'Open Mind, Open Heart' by Thomas Keating
Open Mind, Open Heart
By Thomas Keating

My mother is a self-proclaimed "soul shopper" from way back. We started going to St. Benedict's Monastery in Snowmass when I was 7 years old. Several years later, Keating became a St. Benedict's monk. He developed centering prayer, which is a lot like meditation and what this book is about. He says that meditation (or centering prayer) is a way of reducing the obstacles to the development of grace. I can sit for only five to ten minutes. It's very hard for me. Still, when I get in trouble, it shifts my perspective. As they say, we don't pray to change our circumstances; we pray to change ourselves.
'Like Family' by Paula McLain
Like Family
By Paula McLain

This is a memoir by a woman who grew up in foster care with her sisters.
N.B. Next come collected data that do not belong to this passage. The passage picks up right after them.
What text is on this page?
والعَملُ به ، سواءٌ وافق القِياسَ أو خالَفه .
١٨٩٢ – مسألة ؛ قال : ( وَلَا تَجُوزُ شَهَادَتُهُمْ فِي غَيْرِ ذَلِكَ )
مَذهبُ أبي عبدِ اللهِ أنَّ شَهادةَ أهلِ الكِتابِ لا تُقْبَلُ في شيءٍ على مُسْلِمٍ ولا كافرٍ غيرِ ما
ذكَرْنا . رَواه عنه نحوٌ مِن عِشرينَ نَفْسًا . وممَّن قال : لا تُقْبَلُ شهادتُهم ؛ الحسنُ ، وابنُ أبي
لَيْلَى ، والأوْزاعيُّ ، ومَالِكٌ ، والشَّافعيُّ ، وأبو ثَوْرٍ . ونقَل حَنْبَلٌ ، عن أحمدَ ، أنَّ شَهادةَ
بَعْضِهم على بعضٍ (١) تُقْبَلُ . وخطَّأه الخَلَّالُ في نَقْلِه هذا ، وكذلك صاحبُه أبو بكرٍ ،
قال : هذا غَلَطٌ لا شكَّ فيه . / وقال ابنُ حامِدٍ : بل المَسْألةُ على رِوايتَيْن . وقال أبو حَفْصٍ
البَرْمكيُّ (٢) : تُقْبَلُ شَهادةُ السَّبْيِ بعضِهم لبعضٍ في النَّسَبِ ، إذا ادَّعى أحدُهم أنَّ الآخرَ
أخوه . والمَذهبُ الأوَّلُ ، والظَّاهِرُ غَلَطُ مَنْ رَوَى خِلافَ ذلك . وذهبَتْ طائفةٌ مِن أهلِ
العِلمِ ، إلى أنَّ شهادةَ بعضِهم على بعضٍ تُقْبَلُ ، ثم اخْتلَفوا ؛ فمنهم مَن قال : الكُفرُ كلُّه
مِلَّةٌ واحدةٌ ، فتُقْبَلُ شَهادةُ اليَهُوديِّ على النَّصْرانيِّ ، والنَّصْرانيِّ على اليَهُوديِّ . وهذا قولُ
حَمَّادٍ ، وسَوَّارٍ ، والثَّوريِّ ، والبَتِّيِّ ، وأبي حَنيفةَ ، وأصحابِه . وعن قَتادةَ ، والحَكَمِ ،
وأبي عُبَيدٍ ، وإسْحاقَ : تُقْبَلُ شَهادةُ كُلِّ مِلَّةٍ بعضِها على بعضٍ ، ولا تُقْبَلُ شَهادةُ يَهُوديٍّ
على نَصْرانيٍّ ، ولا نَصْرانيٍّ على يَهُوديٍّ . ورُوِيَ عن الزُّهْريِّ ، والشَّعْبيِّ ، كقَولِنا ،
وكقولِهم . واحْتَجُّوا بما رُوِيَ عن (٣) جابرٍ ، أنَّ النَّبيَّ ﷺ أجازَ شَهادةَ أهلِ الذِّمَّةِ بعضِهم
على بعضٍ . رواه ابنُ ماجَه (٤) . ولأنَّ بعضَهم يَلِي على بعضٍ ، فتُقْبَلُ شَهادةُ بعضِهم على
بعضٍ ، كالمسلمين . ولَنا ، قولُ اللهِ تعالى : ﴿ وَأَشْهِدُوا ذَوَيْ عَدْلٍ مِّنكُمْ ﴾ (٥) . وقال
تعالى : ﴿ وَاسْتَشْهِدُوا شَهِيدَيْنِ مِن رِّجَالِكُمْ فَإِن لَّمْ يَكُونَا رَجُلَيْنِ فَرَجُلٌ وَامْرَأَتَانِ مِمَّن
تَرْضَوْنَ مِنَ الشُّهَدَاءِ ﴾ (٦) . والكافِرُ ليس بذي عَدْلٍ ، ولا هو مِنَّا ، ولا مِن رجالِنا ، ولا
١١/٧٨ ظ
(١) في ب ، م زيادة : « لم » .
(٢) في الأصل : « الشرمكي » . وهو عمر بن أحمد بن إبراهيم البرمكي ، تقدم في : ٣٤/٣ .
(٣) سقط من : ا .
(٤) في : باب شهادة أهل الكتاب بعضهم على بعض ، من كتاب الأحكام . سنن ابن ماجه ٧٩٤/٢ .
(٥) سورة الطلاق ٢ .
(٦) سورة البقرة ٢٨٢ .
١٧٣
It captures how cruel people can be while congratulating themselves on their good works. One foster mother discusses with a supermarket cashier how McLain's mother left for the movies, never to return. The most remarkable thing about this book, especially since the crimes detailed in it are legion, is that no one is portrayed as evil; McLain's characters are too complex. She presents them in all their loneliness, determination, and intense sadness—in other words, humanity.
'Wild Swans' by Jung Chang
Wild Swans
By Jung Chang

This book recounts the story of three generations of women in one Chinese family during the massive political earthquakes of the 20th century. Chang's grandmother was given as a concubine to a warlord during the time of the Manchu Empire, her mother married a Maoist soldier, and Chang (after her family was denounced as an enemy of the people) was forced to work in the country as a doctor, without any training. Chang combines the tectonic shifts in China with her family's experiences, and the result is a beautiful and layered memoir.
'The Girls' Guide to Hunting and Fishing' by Melissa Bank
The Girls' Guide to Hunting and Fishing
By Melissa Bank

I so appreciate Bank's acute observations and distinctly female take in these interconnected stories. In the last one, a friend offers to go shopping with Jane, the narrator, to help her find an outfit to wear to a wedding. Standing in the dressing room, Jane, who's a size 10, finds the perfect dress but only in a 2 or 4. She fantasizes about the woman who bought her size 10. We've all been in that moment, but thanks to Bank's wit, we experience it with new insight.
'The Shadow of the Wind' by Carlos Ruiz Zafón
The Shadow of the Wind
By Carlos Ruiz Zafón

My husband [the actor William H. Macy] gave me this novel for my birthday. It was a perfect gift except that I stayed up until 1 a.m. reading it—and when you have kids, that's tantamount to playing Russian roulette. Zafón created a story within a story—a complicated plot that involves an enthralling book and its unknown author. It's a thriller that grabs you by the throat and won't let you go.
'Your Self-Confident Baby' by Magda Gerber and Allison Johnson
Your Self-Confident Baby
By Magda Gerber and Allison Johnson

I had great trepidation about motherhood, and so I've read a lot of child-rearing guides. This one was recommended to me by our friends Gary Ross [director of Seabiscuit] and Allison Thomas [coproducer of Pleasantville]. It presents the Resources for Infant Educarers approach to baby care. This book gave me a practical guide to giving my children enough room, getting out of the way of their development, and not imposing my own agenda on them. I really want to stress that motherhood is phenomenally difficult, and while this book has been an amazing resource for me, I don't believe there is only one way to parent a child.